De nuevo no pudo reprimir un gruñido. Por un momento, el lobo pensó que el humano que quedaba en el exterior lo había oído. Aquel hombre, que acababa de coger una escopeta del coche, escudriñó la oscuridad, mirando hacia la dirección en que se encontraba Arroyo Negro. El lobo se irguió, sus instintos y su agitada mandíbula lo inducían a matar. Pero el hombre no lo veía, así que esperó, listo para saltar. Estaba tentado de atacar pasara lo que pasara: sus instintos lo movían a ello.

Arroyo Negro se había zafado momentáneamente de sus recién adquiridas responsabilidades con el clan para acudir a aquel lugar; ser un alfa suponía cargar un gran peso sobre sus hombros, quizá más incluso que el que había llevado siendo un descastado. Debía poner a prueba a la chica, se había dicho a sí mismo. Debía asegurarse de que no lo hubiera traicionado al Wyrm, y en caso de que lo hubiera hecho, entonces debía poner las cosas en su sitio. Las veces que hiciera falta, se dijo a sí mismo: debía asegurarse. Y casi lo creía. Al menos podía decir, e iba en serio, que no quería sentarse junto a ella, mentir con ella, acunarla con sus brazos y protegerla de todo mal con su cuerpo fuerte y retorcido.
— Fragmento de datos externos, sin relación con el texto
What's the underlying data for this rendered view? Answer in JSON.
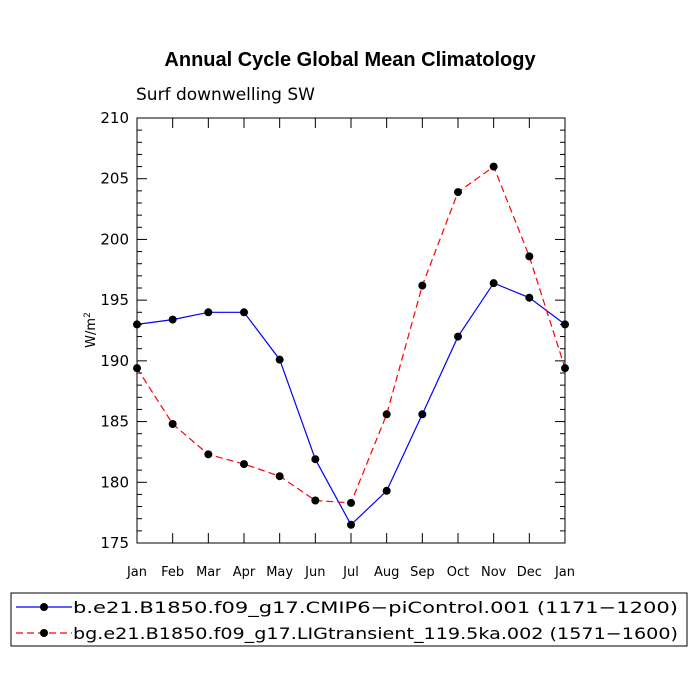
{
  "chart_data": {
    "type": "line",
    "title": "Annual Cycle Global Mean Climatology",
    "subtitle": "Surf downwelling SW",
    "ylabel": "W/m",
    "ylabel_sup": "2",
    "categories": [
      "Jan",
      "Feb",
      "Mar",
      "Apr",
      "May",
      "Jun",
      "Jul",
      "Aug",
      "Sep",
      "Oct",
      "Nov",
      "Dec",
      "Jan"
    ],
    "ylim": [
      175,
      210
    ],
    "yticks": [
      175,
      180,
      185,
      190,
      195,
      200,
      205,
      210
    ],
    "ytick_labels": [
      "175",
      "180",
      "185",
      "190",
      "195",
      "200",
      "205",
      "210"
    ],
    "legend_position": "bottom",
    "series": [
      {
        "name": "b.e21.B1850.f09_g17.CMIP6−piControl.001 (1171−1200)",
        "color": "#0000ff",
        "line_style": "solid",
        "values": [
          193.0,
          193.4,
          194.0,
          194.0,
          190.1,
          181.9,
          176.5,
          179.3,
          185.6,
          192.0,
          196.4,
          195.2,
          193.0
        ]
      },
      {
        "name": "bg.e21.B1850.f09_g17.LIGtransient_119.5ka.002 (1571−1600)",
        "color": "#ff0000",
        "line_style": "dashed",
        "values": [
          189.4,
          184.8,
          182.3,
          181.5,
          180.5,
          178.5,
          178.3,
          185.6,
          196.2,
          203.9,
          206.0,
          198.6,
          189.4
        ]
      }
    ]
  }
}
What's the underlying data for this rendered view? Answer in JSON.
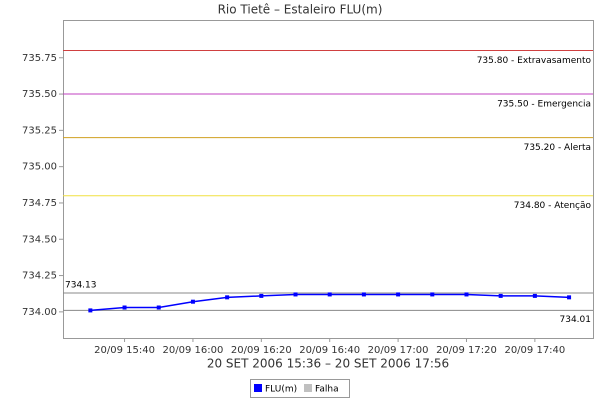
{
  "chart_data": {
    "type": "line",
    "title": "Rio Tietê – Estaleiro FLU(m)",
    "xlabel": "20 SET 2006 15:36 – 20 SET 2006 17:56",
    "x": [
      "20/09 15:30",
      "20/09 15:40",
      "20/09 15:50",
      "20/09 16:00",
      "20/09 16:10",
      "20/09 16:20",
      "20/09 16:30",
      "20/09 16:40",
      "20/09 16:50",
      "20/09 17:00",
      "20/09 17:10",
      "20/09 17:20",
      "20/09 17:30",
      "20/09 17:40",
      "20/09 17:50"
    ],
    "series": [
      {
        "name": "FLU(m)",
        "color": "#0000ff",
        "values": [
          734.01,
          734.03,
          734.03,
          734.07,
          734.1,
          734.11,
          734.12,
          734.12,
          734.12,
          734.12,
          734.12,
          734.12,
          734.11,
          734.11,
          734.1
        ]
      },
      {
        "name": "Falha",
        "color": "#c0c0c0",
        "values": [
          null,
          null,
          null,
          null,
          null,
          null,
          null,
          null,
          null,
          null,
          null,
          null,
          null,
          null,
          null
        ]
      }
    ],
    "xlim": [
      "20/09 15:22",
      "20/09 17:57"
    ],
    "xticks": [
      "20/09 15:40",
      "20/09 16:00",
      "20/09 16:20",
      "20/09 16:40",
      "20/09 17:00",
      "20/09 17:20",
      "20/09 17:40"
    ],
    "ylim": [
      733.82,
      736.01
    ],
    "yticks": [
      {
        "value": 734,
        "label": "734.00"
      },
      {
        "value": 734.25,
        "label": "734.25"
      },
      {
        "value": 734.5,
        "label": "734.50"
      },
      {
        "value": 734.75,
        "label": "734.75"
      },
      {
        "value": 735,
        "label": "735.00"
      },
      {
        "value": 735.25,
        "label": "735.25"
      },
      {
        "value": 735.5,
        "label": "735.50"
      },
      {
        "value": 735.75,
        "label": "735.75"
      }
    ],
    "thresholds": [
      {
        "value": 735.8,
        "label": "735.80 - Extravasamento",
        "color": "#d04040"
      },
      {
        "value": 735.5,
        "label": "735.50 - Emergencia",
        "color": "#c040c0"
      },
      {
        "value": 735.2,
        "label": "735.20 - Alerta",
        "color": "#d0a020"
      },
      {
        "value": 734.8,
        "label": "734.80 - Atenção",
        "color": "#f0e040"
      }
    ],
    "max": 734.13,
    "min": 734.01
  }
}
Ahora estaba un paso más cerca de creer todas esas palabras. Ahora que los humanos habían venido. Mientras miraba a aquel hombre que trataba de cargar con una pila de sacos de dormir sin que se le cayera la escopeta, Arroyo Negro pensó que podría matarlos a todos, destrozar a los intrusos y librarse de ellos sin más preámbulos. Pero ése era el tipo de cosas que solían hacer enojar a Kaitlin; en ciertos aspectos era tan humana, tan frágil… Viendo al torpe humano subir a tumbos los escalones de la entrada a la casa, Arroyo Negro se sintió orgulloso de su propia compostura, orgulloso de, en aquella ocasión, haber tenido en cuenta los sentimientos de Kaitlin, orgulloso de no haber matado a los intrusos. Aún.

Escabulléndose de vuelta al bosque, pensó que beber algo no sería mala idea. Había negado a su lengua lupina la sangre que ansiaba; ahora debía satisfacer a su lengua humana. El bar de Canción de Víspera[2] estaba sólo unos metros atrás en la carretera, y Arroyo Negro dudaba que éste fuera a utilizarlo mucho más. Así que, ¿qué daño podría hacer?